Volle Offensive auf der Schanze der Österreicher
BISCHOFSHOFEN. Tournee-Entscheidung: Kobayashi, Wellinger oder doch Hörl?
Auf dem Papier wird der Kampf um den Goldenen Adler bei der 72. Vierschanzentournee zu einem Duell zwischen dem vor dem Finale in Bischofshofen am Samstag (16.30 Uhr, ORF 1) führenden Japaner Ryoyu Kobayashi, der dieses Event schon zwei Mal gewonnen hat (Grand Slam 2018/19, 2021/22), und dem deutschen Herausforderer Andreas Wellinger, der 4,8 Punkte zurückliegt.
Dahinter folgt eine bärenstarke rot-weiß-rote Flugstaffel – allerdings mit Respektabstand. Es wäre ein Wunder, sollte Bergisel-Champion Jan Hörl 23,6 Zähler – das sind umgerechnet 13 Meter – wettmachen. Doch der Lokalmatador lässt nichts unversucht. "Es ist viel, aber die Tournee hat eigene Gesetze. Es kann viel passieren, abschreiben tue ich es noch nicht", betonte der 25-Jährige.
Wohl wissend, dass die Paul-Außerleitner-Schanze im Pongau den Österreichern wie keine andere Tournee-Destination liegt. 24 Siege sprangen hier seit 1954 heraus. Den Anfang hatte der legendäre "Buwi" Bradl gemacht, Größen wie Baldur Preiml (1964), Karl Schnabl (1975), Toni Innauer (1976), Hubert Neuper (1982), Ernst Vettori (1986), Andreas Felder (1991), Andreas Goldberger (1993, 1995), der jetzige ÖSV-Cheftrainer Andreas Widhölzl (1999, 2000), Gregor Schlierenzauer (2007, 2013), Thomas Morgenstern (2010, 2012) oder der in der aktuellen Tournee auf Rang fünf liegende Theninger Michael Hayböck (2015) fuhren ebenfalls auf der Straße der Sieger.
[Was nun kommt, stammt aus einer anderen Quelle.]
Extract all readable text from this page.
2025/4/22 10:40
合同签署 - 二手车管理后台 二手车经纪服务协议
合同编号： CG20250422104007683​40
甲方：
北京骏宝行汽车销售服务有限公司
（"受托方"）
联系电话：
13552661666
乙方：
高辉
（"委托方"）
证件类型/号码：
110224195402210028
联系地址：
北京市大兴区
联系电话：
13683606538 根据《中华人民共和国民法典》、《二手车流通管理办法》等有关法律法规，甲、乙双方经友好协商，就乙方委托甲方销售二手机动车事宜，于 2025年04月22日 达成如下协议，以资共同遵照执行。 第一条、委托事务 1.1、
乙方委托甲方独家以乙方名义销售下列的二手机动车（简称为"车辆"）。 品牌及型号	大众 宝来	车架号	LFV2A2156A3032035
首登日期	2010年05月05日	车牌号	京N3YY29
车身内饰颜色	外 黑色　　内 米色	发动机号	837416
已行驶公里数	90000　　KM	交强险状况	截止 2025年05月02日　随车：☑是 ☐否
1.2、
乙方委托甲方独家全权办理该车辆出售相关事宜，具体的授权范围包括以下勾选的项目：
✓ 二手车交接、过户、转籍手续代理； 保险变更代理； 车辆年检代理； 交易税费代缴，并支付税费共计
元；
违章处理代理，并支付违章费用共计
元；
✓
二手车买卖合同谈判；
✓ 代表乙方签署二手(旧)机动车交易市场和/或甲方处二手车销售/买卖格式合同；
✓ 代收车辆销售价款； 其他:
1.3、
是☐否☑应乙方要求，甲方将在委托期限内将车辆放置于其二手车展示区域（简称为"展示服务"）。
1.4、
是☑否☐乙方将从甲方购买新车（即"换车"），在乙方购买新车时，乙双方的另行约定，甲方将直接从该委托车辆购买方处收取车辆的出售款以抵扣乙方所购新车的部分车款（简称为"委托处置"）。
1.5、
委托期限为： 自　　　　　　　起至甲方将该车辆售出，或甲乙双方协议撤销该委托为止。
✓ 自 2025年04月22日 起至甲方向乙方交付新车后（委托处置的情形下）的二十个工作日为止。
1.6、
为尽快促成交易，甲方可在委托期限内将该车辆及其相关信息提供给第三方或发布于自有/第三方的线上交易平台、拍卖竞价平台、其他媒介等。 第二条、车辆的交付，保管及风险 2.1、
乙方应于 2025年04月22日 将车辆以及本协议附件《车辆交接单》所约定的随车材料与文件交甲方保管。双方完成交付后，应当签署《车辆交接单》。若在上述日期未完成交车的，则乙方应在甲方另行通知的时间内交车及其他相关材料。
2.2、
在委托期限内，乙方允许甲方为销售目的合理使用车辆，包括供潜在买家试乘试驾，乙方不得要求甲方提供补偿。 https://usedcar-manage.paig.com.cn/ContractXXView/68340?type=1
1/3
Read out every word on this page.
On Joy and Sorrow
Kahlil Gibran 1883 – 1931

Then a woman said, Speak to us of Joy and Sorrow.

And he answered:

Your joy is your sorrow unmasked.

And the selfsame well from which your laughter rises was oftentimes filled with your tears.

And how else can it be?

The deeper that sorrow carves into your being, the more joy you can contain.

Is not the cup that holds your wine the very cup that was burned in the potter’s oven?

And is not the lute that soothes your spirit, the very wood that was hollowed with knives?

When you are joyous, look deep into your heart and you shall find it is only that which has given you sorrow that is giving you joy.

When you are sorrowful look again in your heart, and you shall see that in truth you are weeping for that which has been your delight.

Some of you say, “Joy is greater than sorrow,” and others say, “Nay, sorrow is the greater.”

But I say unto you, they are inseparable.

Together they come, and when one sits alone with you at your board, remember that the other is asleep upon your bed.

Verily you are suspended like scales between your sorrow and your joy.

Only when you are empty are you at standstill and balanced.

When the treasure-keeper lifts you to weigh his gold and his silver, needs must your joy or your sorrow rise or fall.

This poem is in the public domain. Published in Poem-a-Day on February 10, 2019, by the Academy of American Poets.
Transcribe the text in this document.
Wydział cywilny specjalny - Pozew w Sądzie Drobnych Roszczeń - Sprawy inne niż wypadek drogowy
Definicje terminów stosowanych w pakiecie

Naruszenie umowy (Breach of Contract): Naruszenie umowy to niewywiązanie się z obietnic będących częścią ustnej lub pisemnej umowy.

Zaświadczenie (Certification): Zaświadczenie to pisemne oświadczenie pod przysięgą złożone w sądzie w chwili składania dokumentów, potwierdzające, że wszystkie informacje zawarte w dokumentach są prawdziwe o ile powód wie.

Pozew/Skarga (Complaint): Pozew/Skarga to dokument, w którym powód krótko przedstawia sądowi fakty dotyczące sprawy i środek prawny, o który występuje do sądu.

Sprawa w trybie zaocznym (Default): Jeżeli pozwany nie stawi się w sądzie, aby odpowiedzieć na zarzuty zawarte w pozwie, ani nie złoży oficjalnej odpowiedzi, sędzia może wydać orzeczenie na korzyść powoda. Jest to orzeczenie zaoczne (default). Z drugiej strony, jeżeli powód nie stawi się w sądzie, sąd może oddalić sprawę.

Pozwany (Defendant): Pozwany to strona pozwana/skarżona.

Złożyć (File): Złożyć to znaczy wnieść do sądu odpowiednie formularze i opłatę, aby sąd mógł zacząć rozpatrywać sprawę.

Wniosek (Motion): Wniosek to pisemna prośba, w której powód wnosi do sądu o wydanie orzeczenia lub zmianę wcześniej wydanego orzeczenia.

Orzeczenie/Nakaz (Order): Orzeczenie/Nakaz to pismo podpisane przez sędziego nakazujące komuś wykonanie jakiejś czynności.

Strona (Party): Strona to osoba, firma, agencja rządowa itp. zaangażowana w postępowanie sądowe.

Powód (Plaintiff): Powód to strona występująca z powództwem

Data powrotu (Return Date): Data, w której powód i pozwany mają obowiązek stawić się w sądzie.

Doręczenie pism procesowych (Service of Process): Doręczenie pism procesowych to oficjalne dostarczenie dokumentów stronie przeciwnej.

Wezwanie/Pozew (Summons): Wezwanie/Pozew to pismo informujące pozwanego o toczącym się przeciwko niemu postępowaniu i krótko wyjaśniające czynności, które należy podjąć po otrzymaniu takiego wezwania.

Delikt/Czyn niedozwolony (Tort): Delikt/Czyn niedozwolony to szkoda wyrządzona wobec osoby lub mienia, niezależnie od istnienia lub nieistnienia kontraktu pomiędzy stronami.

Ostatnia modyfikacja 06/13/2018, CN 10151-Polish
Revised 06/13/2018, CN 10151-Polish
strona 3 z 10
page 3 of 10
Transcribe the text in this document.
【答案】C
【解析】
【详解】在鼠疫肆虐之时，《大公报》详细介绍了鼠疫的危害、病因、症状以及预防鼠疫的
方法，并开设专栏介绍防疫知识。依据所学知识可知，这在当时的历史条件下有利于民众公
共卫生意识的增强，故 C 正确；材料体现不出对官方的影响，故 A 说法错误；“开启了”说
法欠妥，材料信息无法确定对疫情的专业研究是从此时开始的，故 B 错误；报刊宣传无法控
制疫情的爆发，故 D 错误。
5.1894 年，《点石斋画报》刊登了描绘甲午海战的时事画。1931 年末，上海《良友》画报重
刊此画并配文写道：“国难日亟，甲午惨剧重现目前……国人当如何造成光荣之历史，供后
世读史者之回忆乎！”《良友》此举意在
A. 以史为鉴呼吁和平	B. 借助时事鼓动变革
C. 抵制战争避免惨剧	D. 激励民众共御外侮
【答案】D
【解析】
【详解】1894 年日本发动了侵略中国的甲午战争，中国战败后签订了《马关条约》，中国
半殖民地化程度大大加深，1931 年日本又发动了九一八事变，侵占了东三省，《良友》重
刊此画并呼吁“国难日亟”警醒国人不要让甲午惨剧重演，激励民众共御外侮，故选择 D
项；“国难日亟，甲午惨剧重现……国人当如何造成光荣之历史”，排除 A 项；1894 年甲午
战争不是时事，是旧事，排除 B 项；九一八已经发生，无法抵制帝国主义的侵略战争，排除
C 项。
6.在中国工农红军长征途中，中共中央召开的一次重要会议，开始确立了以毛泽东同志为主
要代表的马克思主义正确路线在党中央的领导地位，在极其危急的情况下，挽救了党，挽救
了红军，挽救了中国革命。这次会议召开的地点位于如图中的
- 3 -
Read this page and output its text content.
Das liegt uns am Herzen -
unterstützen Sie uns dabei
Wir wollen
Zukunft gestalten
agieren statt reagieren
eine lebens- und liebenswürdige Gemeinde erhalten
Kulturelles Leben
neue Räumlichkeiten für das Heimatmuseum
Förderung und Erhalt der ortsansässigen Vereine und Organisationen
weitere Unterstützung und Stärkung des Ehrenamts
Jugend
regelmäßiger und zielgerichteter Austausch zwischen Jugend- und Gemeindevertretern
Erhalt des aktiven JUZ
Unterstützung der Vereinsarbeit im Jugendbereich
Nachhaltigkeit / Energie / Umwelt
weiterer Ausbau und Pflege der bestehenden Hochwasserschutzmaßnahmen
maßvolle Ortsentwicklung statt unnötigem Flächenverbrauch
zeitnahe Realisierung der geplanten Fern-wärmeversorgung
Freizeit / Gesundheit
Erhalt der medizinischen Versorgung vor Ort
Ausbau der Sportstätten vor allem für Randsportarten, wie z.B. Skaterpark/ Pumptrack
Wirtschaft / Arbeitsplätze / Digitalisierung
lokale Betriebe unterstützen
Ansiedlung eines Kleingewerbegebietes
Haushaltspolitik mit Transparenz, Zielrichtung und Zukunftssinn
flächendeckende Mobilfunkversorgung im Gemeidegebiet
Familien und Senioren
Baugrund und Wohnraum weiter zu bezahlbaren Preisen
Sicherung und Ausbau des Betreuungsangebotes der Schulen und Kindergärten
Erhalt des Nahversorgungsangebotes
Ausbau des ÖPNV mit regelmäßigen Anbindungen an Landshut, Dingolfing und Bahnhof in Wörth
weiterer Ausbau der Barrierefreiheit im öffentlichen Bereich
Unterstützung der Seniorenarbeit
Warum nicht auch Hörl oder Stefan Kraft, der nächste "local hero", der in Oberstdorf als großer Favorit gestartet ist und jetzt als enttäuschter Gesamt-Vierter auf der Lauer liegt? 33,8 Punkte auf Kobayashi sind des Guten zu viel. "Die Tournee ist weg, Innsbruck war die Vorentscheidung, der Bergisel hat es nicht gut mit mir gemeint", sprach der 30-jährige Weltcup-Spitzenreiter die Windlotterie, die zu seinen Ungunsten geendet hatte, an.
Ein Fest mit 15.000 Fans
Trotzdem ist ein Skisprung-Fest in Bischofshofen, wo sie die Anlage nach einem Schneerutsch im Blitztempo wieder in Schuss gebracht haben, garantiert. An die 15.000 Fans werden erwartet – viele aus Deutschland, die Wellinger beide Daumen drücken. Dennoch spricht mehr für Kobayashi, der noch keine Schwäche gezeigt hat. Ein Tagessieg fehlt ihm zwar bei dieser Tournee noch, aber der ist nicht Bedingung, um zu triumphieren. Siehe Janne Ahonen (Fin) anno 1999.
Kobayashi ist ein eher ruhiger Zeitgenosse, Hörl hingegen ein echter "Schmähbruder". "Jan ist ein irrsinnig witziger Kerl", berichtet Coach Widhölzl über jenen "Adler", der sich nach seinem Bergisel-Coup mit zwei Bierchen begnügt hatte. Vielleicht werden es nach Bischofshofen ein paar mehr sein.